Energy corporations are setting up shop in communities in Maryland, West Virginia, Pennsylvania, Ohio and New York, with plans to drill for natural gas in the Marcellus Shale formation. Corporate “land men” have busily signed-up property owners to contracts allowing wells to be erected. The prospect of paved-over green spaces, nights lit like airport runways, round-the-clock sounds of loud machinery, broken and pitted roads from the high volume truck traffic, the threat of toxic trespass by a cocktail of patented chemicals and escaping methane into the ground water, has alarmed neighbors and lease-holders alike, and they’ve begun to organize in opposition to the proposed drilling.
The gas extraction technique known as “fracking” has been cited as a threat to surface and ground water throughout the region, and has been blamed for fatal explosions, the contamination of drinking water, local streams, the air and soil. Collateral damage includes lost property value, ingestion of toxins by livestock, drying up of mortgage loans for prospective home buyers, and threatened loss of organic certification for farmers in the affected communities.

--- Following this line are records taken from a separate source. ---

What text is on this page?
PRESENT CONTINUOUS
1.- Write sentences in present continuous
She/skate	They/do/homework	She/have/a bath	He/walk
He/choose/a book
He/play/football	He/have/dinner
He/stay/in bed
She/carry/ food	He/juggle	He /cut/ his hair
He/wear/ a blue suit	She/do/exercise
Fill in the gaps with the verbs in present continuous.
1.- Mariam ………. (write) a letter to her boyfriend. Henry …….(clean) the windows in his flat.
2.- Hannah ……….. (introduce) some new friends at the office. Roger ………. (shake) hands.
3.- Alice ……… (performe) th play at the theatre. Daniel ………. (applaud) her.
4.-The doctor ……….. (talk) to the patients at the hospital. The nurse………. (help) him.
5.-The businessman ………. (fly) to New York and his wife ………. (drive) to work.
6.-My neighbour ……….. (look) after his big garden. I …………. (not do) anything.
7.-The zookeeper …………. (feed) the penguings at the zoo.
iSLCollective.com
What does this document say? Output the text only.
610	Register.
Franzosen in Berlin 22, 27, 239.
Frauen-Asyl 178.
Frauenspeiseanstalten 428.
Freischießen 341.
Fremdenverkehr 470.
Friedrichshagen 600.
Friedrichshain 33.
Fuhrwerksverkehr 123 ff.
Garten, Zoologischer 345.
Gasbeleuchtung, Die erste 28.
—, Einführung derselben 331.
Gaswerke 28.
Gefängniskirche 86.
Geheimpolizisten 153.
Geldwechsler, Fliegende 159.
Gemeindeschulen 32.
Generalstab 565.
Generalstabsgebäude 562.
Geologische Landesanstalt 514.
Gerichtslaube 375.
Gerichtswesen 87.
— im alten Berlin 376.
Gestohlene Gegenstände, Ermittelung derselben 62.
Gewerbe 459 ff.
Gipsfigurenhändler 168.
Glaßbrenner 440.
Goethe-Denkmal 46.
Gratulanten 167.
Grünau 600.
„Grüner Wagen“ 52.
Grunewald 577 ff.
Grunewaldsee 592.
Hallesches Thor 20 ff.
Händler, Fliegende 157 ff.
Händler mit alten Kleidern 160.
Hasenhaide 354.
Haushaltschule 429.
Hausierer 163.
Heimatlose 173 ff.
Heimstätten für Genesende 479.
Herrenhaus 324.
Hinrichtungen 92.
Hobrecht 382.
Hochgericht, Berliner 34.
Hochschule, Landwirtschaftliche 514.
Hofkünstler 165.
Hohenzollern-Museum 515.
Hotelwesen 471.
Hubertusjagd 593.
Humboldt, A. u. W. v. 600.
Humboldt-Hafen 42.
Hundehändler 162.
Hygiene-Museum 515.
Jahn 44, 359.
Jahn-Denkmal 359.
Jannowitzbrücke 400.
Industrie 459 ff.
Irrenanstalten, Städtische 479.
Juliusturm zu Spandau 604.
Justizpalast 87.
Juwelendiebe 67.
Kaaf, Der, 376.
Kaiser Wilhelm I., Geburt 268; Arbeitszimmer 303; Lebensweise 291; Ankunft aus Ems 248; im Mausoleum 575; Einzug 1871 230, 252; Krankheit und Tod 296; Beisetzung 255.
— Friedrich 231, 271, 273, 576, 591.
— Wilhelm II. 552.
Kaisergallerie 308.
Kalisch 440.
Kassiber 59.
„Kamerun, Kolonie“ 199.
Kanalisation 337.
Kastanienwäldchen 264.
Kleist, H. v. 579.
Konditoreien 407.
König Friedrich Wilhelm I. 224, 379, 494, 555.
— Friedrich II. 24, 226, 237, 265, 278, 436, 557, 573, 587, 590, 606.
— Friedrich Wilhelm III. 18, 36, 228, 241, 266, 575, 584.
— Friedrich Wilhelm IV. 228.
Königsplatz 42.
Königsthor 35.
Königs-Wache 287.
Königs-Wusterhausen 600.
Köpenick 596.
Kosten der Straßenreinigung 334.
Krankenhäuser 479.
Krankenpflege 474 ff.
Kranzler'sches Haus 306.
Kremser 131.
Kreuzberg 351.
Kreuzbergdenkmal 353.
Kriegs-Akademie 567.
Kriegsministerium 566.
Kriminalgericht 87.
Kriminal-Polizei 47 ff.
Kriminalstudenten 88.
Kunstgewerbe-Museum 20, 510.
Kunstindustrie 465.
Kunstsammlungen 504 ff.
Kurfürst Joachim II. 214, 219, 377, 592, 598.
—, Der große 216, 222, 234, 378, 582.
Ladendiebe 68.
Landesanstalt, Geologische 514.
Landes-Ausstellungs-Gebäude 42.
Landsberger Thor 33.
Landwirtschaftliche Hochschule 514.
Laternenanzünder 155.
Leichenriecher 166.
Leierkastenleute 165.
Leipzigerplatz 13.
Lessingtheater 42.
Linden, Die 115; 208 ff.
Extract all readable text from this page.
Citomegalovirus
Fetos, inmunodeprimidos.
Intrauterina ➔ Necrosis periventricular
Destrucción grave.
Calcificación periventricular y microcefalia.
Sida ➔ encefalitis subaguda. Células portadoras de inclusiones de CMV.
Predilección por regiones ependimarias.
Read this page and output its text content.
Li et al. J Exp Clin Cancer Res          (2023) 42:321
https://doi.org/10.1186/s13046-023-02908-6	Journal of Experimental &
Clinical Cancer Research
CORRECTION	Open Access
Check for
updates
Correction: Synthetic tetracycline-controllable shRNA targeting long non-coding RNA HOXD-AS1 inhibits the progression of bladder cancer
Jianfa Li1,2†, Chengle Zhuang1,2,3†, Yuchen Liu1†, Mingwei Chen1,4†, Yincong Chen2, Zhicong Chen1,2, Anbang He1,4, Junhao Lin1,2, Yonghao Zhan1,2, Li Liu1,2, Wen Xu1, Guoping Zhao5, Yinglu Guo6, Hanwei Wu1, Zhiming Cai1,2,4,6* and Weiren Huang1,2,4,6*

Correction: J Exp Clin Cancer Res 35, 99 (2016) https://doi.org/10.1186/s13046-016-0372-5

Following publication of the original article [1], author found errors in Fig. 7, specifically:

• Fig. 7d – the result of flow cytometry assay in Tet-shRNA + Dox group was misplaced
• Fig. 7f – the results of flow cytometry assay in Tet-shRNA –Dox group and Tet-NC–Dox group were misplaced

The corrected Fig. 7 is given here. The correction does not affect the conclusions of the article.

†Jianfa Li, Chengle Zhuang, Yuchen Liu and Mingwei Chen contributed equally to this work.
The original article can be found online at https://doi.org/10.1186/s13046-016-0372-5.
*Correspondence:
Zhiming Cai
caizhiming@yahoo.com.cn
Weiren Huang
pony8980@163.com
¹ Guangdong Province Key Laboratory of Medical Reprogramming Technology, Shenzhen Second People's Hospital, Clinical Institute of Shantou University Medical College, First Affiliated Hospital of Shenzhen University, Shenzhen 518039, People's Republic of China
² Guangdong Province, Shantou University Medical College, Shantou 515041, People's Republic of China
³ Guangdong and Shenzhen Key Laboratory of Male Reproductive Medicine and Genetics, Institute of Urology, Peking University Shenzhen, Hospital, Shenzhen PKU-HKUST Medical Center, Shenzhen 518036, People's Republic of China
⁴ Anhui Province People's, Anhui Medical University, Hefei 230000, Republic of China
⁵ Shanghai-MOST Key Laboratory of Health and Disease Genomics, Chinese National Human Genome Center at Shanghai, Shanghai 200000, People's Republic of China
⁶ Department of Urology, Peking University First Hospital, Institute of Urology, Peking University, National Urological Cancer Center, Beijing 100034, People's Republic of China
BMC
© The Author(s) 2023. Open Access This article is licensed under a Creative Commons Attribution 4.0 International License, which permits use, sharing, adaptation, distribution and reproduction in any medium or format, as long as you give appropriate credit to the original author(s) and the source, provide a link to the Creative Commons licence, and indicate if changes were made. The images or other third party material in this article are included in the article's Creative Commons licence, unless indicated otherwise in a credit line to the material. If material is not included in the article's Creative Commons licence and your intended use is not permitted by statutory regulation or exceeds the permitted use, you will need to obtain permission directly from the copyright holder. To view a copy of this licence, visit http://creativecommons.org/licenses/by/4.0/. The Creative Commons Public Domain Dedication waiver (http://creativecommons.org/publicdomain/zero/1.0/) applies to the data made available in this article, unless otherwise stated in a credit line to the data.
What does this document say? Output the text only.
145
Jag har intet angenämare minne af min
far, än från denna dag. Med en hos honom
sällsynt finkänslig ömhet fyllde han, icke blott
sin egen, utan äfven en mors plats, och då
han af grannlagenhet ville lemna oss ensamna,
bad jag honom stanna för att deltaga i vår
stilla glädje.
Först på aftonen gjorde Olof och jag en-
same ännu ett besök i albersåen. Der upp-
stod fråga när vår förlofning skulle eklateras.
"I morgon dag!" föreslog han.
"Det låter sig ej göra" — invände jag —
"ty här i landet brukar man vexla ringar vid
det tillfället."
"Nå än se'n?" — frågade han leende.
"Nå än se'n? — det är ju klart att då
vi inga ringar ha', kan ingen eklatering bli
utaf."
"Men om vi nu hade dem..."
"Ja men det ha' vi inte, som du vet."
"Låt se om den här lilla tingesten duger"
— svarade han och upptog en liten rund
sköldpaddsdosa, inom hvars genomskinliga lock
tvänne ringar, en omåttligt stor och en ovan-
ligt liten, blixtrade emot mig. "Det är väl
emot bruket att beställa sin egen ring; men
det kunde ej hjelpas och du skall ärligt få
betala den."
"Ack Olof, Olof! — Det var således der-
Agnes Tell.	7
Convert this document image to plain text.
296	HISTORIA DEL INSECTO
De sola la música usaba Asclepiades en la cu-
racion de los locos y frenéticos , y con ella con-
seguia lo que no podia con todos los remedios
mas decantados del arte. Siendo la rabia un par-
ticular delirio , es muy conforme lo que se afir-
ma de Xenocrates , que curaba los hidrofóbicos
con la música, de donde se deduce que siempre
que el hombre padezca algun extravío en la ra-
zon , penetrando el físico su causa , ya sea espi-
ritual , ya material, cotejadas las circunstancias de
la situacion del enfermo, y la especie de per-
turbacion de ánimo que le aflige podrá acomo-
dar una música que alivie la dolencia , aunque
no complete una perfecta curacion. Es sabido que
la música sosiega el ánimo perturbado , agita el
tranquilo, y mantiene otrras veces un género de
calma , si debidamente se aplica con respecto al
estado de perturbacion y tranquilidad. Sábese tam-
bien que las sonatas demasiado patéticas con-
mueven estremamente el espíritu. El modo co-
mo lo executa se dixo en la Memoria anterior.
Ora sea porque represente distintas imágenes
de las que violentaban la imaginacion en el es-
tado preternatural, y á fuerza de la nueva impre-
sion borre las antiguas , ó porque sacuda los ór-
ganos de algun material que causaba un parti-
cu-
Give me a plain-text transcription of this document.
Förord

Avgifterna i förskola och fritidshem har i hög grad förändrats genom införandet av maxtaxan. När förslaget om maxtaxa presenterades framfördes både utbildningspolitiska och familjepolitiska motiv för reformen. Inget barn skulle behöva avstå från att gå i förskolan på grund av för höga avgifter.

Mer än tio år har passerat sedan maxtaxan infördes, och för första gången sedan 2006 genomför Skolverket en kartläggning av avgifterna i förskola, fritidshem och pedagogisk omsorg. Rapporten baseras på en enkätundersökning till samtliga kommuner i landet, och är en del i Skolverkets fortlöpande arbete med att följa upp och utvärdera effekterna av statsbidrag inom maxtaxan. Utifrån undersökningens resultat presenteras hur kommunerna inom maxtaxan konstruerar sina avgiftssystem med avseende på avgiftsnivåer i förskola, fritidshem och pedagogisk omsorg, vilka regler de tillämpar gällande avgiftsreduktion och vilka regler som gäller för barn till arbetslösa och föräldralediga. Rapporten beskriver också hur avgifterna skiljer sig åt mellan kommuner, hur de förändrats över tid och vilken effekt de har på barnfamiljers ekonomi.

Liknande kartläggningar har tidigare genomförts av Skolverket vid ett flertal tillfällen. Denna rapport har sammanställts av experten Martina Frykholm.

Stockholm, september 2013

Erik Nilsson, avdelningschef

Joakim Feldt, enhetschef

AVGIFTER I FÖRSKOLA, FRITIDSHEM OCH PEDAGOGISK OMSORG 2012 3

Ben Price, Projects Director for the Community Environmental Legal Defense Fund, applauded the Mayor for taking a stand on behalf of community rights. “The State says Maryland residents don’t have the right to decide whether or not they get fracked and that only the corporate-lobbied members of the legislature have the wisdom to decide how much harm should be legalized through state-issued permits. We don’t have a gas drilling problem. We have a democracy problem. Its symptoms are the State’s refusal to recognize the right to local, community self-government, and the issuance of permits to drilling corporations against the consent of the governed.”
The Community Environmental Legal Defense Fund, headquartered in Chambersburg, has been working with people in Pennsylvania since 1995 to assert their fundamental rights to democratic local self-governance, and to enact laws which end destructive and rights-denying corporate action aided and abetted by state and federal governments.